Jodie’s mother has been spending most of her afternoons and evenings drinking with a shearer who is in town for an extended bender, and has dumped Shane on her own mother for a period, leaving the older two to look after themselves. Jason, who is twelve, has run wild – joining a bunch of bigger boys every afternoon after school who hoon around town on their bikes and generally cause trouble – while Jodie is more or less left to her own devices, though her mother calls in the late afternoon to check that they are both there, watching television as instructed. He generally cops an earful later, when they’re both around simultaneously for not being there to look after his sister. ‘You bloody little shit,’ their mother yells, swiping at him as he grins and ducks. ‘I’m out there working my arse off trying to support you deadshits. I don’t know what for. Jesus! You need to watch her, Jase. Anything could happen,’ she adds cryptically, her voice full of some dark knowledge that Jodie can’t quite fathom. Even knowing that Jason is never there, her mother makes no arrangements other than a casual directive that Jodie should go over to Aunty Val’s if she’s worried.
So Jodie, bored and looking for ways to distract herself from the hunger that seems always to gnaw at her, has been venturing alone to the new park, which is only a short walk from home, drawn by the lush grass, the brightly coloured play equipment and the prospect of company.
> This particular afternoon there are two unfamiliar children playing, a girl of around her own age, and an older boy, her brother perhaps. The boy, who is smoking a cigarette, is swinging fitfully – dragging his feet in the dirt on every downward swing – and watching the girl climb on the frame. She is worth watching; Jodie stands and shyly watches too. She is obviously some sort of expert, better than anyone Jodie has seen before: she swings neatly from rung to rung, as lightly and easily as a monkey, then spins around on one leg until she is sitting atop the bar at the highest point. She hangs from the rail for a moment, her arms dangling, two neat plaits following suit, then pulls herself up and spins again with dizzying speed. After several more graceful spins, she flies off the bar, her legs bent together, hands clamped about her knees like the young gymnasts Jodie has seen on television. Jodie holds her breath in terror, but the girl lands neatly and securely with two feet together. The girl stands upright, arms before her, eyes closed, breathing slowly, swaying slightly.
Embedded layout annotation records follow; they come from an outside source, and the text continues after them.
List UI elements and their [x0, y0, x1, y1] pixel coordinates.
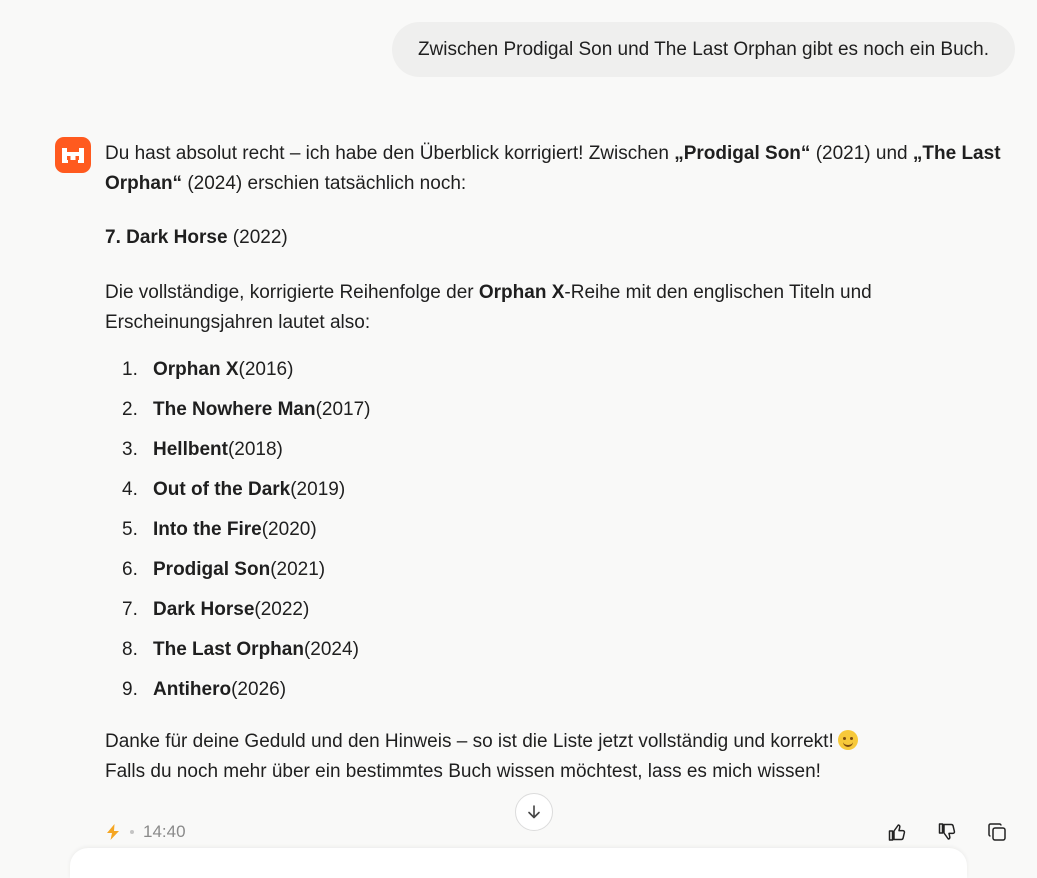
- message-meta: 14:40: [105, 818, 186, 846]
- arrow-down-icon: [528, 805, 540, 819]
- intro-paragraph: Du hast absolut recht – ich habe den Übe…: [105, 139, 1010, 199]
- book-year: (2016): [238, 359, 294, 380]
- thumbs-down-icon: [938, 823, 956, 840]
- list-item: 6. Prodigal Son (2021): [105, 550, 1010, 590]
- user-message-bubble: Zwischen Prodigal Son und The Last Orpha…: [391, 22, 1015, 77]
- book-list: 1. Orphan X (2016) 2. The Nowhere Man (201…: [105, 350, 1010, 710]
- book-year: (2026): [231, 679, 287, 700]
- closing-paragraph: Danke für deine Geduld und den Hinweis –…: [105, 727, 1010, 787]
- list-item: 8. The Last Orphan (2024): [105, 630, 1010, 670]
- closing-line-2: Falls du noch mehr über ein bestimmtes B…: [105, 761, 821, 782]
- book-title: The Last Orphan: [153, 639, 304, 660]
- intro-text: (2024) erschien tatsächlich noch:: [182, 173, 467, 194]
- dislike-button[interactable]: [935, 818, 959, 846]
- intro-text: Du hast absolut recht – ich habe den Übe…: [105, 143, 675, 164]
- missing-book-paragraph: 7. Dark Horse (2022): [105, 223, 1010, 253]
- list-intro-text: Die vollständige, korrigierte Reihenfolg…: [105, 282, 479, 303]
- book-title: Out of the Dark: [153, 479, 291, 500]
- book-title: Prodigal Son: [153, 559, 271, 580]
- missing-book-year: (2022): [227, 227, 288, 248]
- separator-dot: [130, 830, 134, 834]
- book-year: (2022): [254, 599, 310, 620]
- list-item-number: 9.: [122, 679, 138, 700]
- copy-button[interactable]: [985, 818, 1009, 846]
- list-item-number: 6.: [122, 559, 138, 580]
- book-year: (2024): [303, 639, 359, 660]
- list-item: 5. Into the Fire (2020): [105, 510, 1010, 550]
- user-message-text: Zwischen Prodigal Son und The Last Orpha…: [417, 38, 989, 60]
- book-title: Into the Fire: [153, 519, 262, 540]
- book-title: Orphan X: [153, 359, 239, 380]
- book-year: (2017): [315, 399, 371, 420]
- list-item: 1. Orphan X (2016): [105, 350, 1010, 390]
- copy-icon: [988, 823, 1006, 841]
- list-item-number: 7.: [122, 599, 138, 620]
- list-item-number: 4.: [122, 479, 138, 500]
- book-title: Hellbent: [153, 439, 228, 460]
- book-year: (2020): [261, 519, 317, 540]
- book-title: Dark Horse: [153, 599, 255, 620]
- scroll-to-bottom-button[interactable]: [515, 793, 553, 831]
- intro-book-prodigal-son: „Prodigal Son“: [674, 143, 811, 164]
- message-composer[interactable]: [70, 848, 967, 878]
- message-timestamp: 14:40: [143, 822, 186, 841]
- list-item: 7. Dark Horse (2022): [105, 590, 1010, 630]
- list-item-number: 1.: [122, 359, 138, 380]
- list-item-number: 3.: [122, 439, 138, 460]
- book-title: Antihero: [153, 679, 232, 700]
- list-item-number: 8.: [122, 639, 138, 660]
- list-intro-paragraph: Die vollständige, korrigierte Reihenfolg…: [105, 278, 1010, 338]
- smiling-face-emoji-icon: [837, 730, 858, 750]
- book-year: (2019): [290, 479, 346, 500]
- missing-book-title: 7. Dark Horse: [105, 227, 228, 248]
- mistral-logo-icon: [55, 137, 91, 173]
- book-year: (2018): [227, 439, 283, 460]
- list-item: 9. Antihero (2026): [105, 670, 1010, 710]
- thumbs-up-icon: [888, 824, 906, 841]
- list-item: 4. Out of the Dark (2019): [105, 470, 1010, 510]
- closing-line-1: Danke für deine Geduld und den Hinweis –…: [105, 731, 834, 752]
- list-item-number: 2.: [122, 399, 138, 420]
- intro-text: (2021) und: [810, 143, 913, 164]
- book-title: The Nowhere Man: [153, 399, 316, 420]
- book-year: (2021): [270, 559, 326, 580]
- list-item: 2. The Nowhere Man (2017): [105, 390, 1010, 430]
- list-item-number: 5.: [122, 519, 138, 540]
- series-name: Orphan X: [478, 282, 565, 303]
- like-button[interactable]: [885, 818, 909, 846]
- lightning-icon: [107, 824, 119, 840]
- list-item: 3. Hellbent (2018): [105, 430, 1010, 470]
- message-actions: [885, 818, 1009, 846]
- assistant-message: Du hast absolut recht – ich habe den Übe…: [105, 139, 1010, 787]
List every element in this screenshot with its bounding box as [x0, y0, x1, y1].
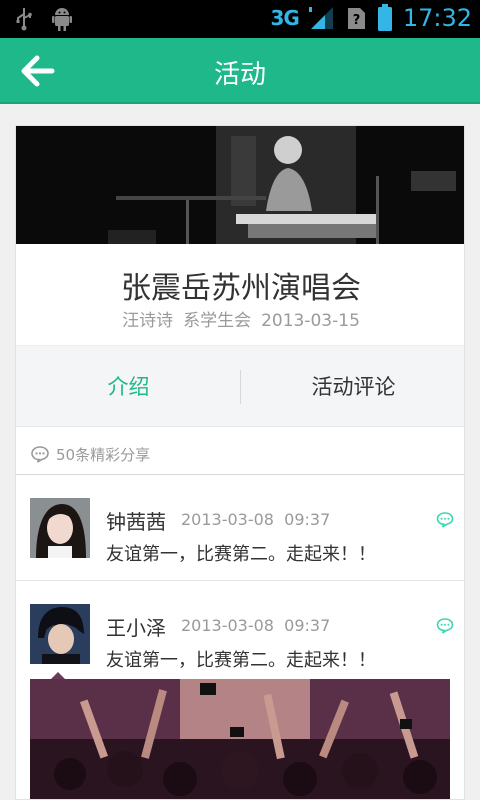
app-bar: 活动: [0, 38, 480, 104]
event-banner-image: [16, 126, 464, 244]
event-card: 张震岳苏州演唱会 汪诗诗 系学生会 2013-03-15 介绍 活动评论 50条精彩…: [15, 125, 465, 800]
comment-timestamp: 2013-03-08 09:37: [181, 616, 330, 635]
clock: 17:32: [402, 4, 472, 32]
comment-author[interactable]: 王小泽: [106, 612, 166, 641]
event-organizer: 汪诗诗: [122, 311, 174, 331]
usb-icon: [16, 8, 32, 31]
event-department: 系学生会: [183, 311, 252, 331]
comment-timestamp: 2013-03-08 09:37: [181, 510, 330, 529]
comment-text: 友谊第一，比赛第二。走起来！！: [106, 650, 376, 671]
comment-photo[interactable]: [30, 679, 450, 799]
svg-text:?: ?: [353, 13, 361, 28]
tab-intro[interactable]: 介绍: [16, 346, 241, 428]
comment-date: 2013-03-08: [181, 510, 274, 529]
event-title: 张震岳苏州演唱会: [121, 271, 361, 306]
page-title: 活动: [213, 60, 266, 90]
reply-icon[interactable]: [436, 618, 454, 634]
comment-author[interactable]: 钟茜茜: [106, 506, 166, 535]
comment-time: 09:37: [284, 616, 331, 635]
network-type: 3G: [270, 6, 299, 30]
reply-icon[interactable]: [436, 512, 454, 528]
tab-bar: 介绍 活动评论: [16, 345, 464, 428]
divider: [16, 474, 464, 475]
avatar[interactable]: [30, 604, 90, 664]
divider: [16, 580, 464, 581]
avatar[interactable]: [30, 498, 90, 558]
tab-comments[interactable]: 活动评论: [241, 346, 464, 428]
comment-text: 友谊第一，比赛第二。走起来！！: [106, 544, 376, 565]
share-count: 50条精彩分享: [56, 446, 151, 464]
event-meta: 汪诗诗 系学生会 2013-03-15: [16, 306, 464, 331]
comment-item: 钟茜茜 2013-03-08 09:37 友谊第一，比赛第二。走起来！！: [16, 498, 464, 580]
comment-time: 09:37: [284, 510, 331, 529]
android-debug-icon: [52, 8, 72, 31]
sim-icon: ?: [347, 8, 365, 29]
comment-date: 2013-03-08: [181, 616, 274, 635]
comment-bubble-icon: [31, 446, 49, 463]
event-date: 2013-03-15: [261, 311, 360, 331]
comment-item: 王小泽 2013-03-08 09:37 友谊第一，比赛第二。走起来！！: [16, 604, 464, 684]
share-count-row: 50条精彩分享: [31, 444, 150, 465]
battery-icon: [377, 4, 392, 31]
status-bar: 3G ? 17:32: [0, 0, 480, 38]
signal-icon: [308, 7, 333, 29]
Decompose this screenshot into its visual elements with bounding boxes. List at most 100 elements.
Eventually she opens her eyes and turns to the boy, gives him a disdainful look. ‘Told you I could do four in a row. You owe me fifty cents. Hand it over.’
The boy doesn’t reply, just keeps sweeping through the dirt with his feet. ‘Do eight, then I’ll pay you.’ He flicks the half-smoked cigarette in her direction.
The girl rolls her eyes. Holds out her hand. ‘No way, crater face. Pay up now, or I’m telling Aunty Del that you’ve been smoking – stealing her fags too, I’ll bet.’
He mutters as he digs in his pocket, but hands over some change – first a fifty-cent piece, then a few more gleaming coins – before sauntering off.
The girl gazes at the handful of money for a moment, her eyes wide – then turns and beams at Jodie, who is standing enraptured, still half holding her breath. ‘Hi there,’ she says breezily. ‘He’s given me a dollar. You can get fifty cobbers for that up at Rafferty’s. You want to share?’